Achron requires a little explaining in terms of how it works. The core of the game is a pretty standard RTS fare, with three playable races and a variety of units for each. Where Achron really stands out, however, is it's primary gameplay element: fully-funtional time travel. In addition to the mini-map and controls on the game screen, there is also a timeline displaying all the actions taken by the player the last 8 minutes or so, extending about a minute into the future as well. At any point during gameplay the player can jump forwards and backwards on this timeline, allowing them to change their actions in the past and have these changes then affect the timeline ahead of them. Players are also able to send units forward and backwards through the use of Chronoporters, resulting in battles where a unit may find itself fighting alongside itself. Naturally, these elements result in a variety of interesting strategies - for example, you send your units to defend against an attack from the north when the timeline changes and you find those same enemies now attacking from a different direction against your unprotected base.

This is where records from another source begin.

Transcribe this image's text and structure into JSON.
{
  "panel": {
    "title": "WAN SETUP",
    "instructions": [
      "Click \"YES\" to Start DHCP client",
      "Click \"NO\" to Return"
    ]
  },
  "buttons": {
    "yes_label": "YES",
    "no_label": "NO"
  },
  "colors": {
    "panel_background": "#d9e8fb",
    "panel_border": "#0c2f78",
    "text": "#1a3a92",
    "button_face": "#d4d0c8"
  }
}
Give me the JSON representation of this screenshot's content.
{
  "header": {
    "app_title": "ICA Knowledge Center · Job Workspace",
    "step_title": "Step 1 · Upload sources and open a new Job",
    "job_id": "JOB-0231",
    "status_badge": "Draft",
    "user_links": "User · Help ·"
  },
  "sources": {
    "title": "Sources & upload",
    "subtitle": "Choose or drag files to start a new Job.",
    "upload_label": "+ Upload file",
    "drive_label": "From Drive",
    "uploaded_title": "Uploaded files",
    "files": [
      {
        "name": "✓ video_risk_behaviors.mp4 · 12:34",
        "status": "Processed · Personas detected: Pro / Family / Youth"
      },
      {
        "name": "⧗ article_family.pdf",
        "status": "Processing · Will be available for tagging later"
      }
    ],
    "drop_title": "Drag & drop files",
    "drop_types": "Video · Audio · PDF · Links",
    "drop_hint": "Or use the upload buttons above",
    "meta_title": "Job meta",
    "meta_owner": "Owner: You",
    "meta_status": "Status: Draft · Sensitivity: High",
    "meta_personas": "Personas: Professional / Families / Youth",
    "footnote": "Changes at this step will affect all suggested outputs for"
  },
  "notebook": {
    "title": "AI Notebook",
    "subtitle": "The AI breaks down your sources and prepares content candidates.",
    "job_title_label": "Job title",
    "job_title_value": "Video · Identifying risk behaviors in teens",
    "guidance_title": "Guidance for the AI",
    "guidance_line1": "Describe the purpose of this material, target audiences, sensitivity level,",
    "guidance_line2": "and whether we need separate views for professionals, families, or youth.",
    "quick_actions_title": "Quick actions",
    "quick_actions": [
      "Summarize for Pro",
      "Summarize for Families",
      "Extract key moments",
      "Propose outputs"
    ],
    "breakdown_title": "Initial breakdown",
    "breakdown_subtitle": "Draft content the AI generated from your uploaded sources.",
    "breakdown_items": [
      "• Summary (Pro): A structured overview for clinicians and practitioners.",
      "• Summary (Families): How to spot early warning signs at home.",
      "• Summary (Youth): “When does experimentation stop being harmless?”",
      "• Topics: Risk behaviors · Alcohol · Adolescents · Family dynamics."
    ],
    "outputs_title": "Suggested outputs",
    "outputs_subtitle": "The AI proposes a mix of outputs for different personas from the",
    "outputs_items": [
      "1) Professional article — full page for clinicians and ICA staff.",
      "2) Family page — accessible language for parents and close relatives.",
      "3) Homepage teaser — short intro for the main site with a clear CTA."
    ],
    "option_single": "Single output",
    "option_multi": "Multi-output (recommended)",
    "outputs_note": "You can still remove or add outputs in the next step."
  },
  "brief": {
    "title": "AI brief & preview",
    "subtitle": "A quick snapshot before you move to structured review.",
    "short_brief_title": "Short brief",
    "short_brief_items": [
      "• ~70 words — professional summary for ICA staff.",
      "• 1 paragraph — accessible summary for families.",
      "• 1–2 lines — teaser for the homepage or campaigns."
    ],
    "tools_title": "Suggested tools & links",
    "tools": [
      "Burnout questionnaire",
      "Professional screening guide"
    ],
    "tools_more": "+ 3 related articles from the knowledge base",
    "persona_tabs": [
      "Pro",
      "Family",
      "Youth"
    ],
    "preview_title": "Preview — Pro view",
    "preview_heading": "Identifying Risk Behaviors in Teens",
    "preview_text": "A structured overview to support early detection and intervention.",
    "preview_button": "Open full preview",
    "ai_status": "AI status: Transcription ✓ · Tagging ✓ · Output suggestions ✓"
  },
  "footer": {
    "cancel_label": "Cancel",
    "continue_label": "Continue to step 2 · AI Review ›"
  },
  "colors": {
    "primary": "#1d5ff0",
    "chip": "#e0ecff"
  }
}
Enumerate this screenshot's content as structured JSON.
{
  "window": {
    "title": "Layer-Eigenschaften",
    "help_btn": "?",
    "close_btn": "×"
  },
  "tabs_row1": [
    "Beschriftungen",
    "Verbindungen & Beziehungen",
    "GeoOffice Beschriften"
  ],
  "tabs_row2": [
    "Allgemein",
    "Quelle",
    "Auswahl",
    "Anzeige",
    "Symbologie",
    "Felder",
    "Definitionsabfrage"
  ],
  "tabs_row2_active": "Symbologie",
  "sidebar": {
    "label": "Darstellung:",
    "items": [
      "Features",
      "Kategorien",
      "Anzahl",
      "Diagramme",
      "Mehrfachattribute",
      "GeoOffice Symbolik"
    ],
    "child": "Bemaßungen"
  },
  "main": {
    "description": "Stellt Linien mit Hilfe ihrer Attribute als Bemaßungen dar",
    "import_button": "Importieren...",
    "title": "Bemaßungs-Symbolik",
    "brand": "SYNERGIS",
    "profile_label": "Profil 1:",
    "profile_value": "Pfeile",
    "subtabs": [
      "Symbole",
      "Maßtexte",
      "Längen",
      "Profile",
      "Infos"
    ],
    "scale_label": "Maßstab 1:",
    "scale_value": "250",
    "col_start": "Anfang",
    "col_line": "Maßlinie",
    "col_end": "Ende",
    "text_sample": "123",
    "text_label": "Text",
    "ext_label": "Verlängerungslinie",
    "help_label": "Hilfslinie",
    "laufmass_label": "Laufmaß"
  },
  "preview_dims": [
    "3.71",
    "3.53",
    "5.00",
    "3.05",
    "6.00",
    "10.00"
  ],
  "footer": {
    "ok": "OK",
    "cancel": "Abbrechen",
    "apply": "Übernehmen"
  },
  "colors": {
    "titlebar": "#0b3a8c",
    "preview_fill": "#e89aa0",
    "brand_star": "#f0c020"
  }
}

So how fun does this turn out to be? In short, very. Although the idea of free-form time travel sounds a little confusing at first, the concept is quite easy to get to grips with and you will soon find yourself managing changes in the timeline with ease. Paradoxes are not a problem, as the model of time-travel used by the game resolves these impossibilites in an effective manner - the two or more states of a paradox will alternate between each other until one falls off the end of the 8-minute timeline.
As the game is not yet complete single-player gameplay is currently restricted to the tutorial levels and AI players, although the developers have promised an extensive campaign spanning all three playable races. The multiplayer community is well-established, if a little small; the users in the official IRC channel are always willing to play regardless of how new a player is.
Overall, gameplay gets a 7/10.
The in-game HUD is sleek and well-designed, with an easy to understand layout. The quality of the graphics for levels is largely dependant on the level itself - although a large number of textures and scenery are available it is mainly up to the creator of each map to determine how detailed the level will be. In terms of units and buildings, however, the game could use some work: most of the models are uniquely designed and clearly distinguishable from each other, although the textures are rather bland and repetitive.
Graphics gets a 5/10, though with a little work to the textures this could easily be increased.
Since the game is still in development and the single-player campaign has yet to be released, not much is currently known about the storyline of Achron. The website hints at an interesting plotline, if somewhat generic, though until the campaign is released it isn't clear what quality the storytelling will be.
For the time being I won't assign a score to storyline, though once the campaign is released this will be revised.
The sound of Achron can be separated into sound effects and music. The sound effects of the game are fairly average, though limited at the current time (again, Achron is still in development so additional sound effects may be added in the future. The music of Achron is all custom, and features a distinct ambience - the majority of songs are quite peaceful, with a few faster paced songs. The music isn't anything amazingly spectacular, but it definitely adds to the feel of the game.
Sound gets a 6/10.
Overall, I give Achron a 7/10 - it definitely shows a lot of promise and the concept of free-form timetravel is a unique idea that has never been implemented as well as it has in Acron, though there are several areas where development is still needed. I highly recommend pre-purchasing it - you will recieve every alpha and beta build, the full version of the game when it is released some time this year, and any updates and add-ons to the game after that.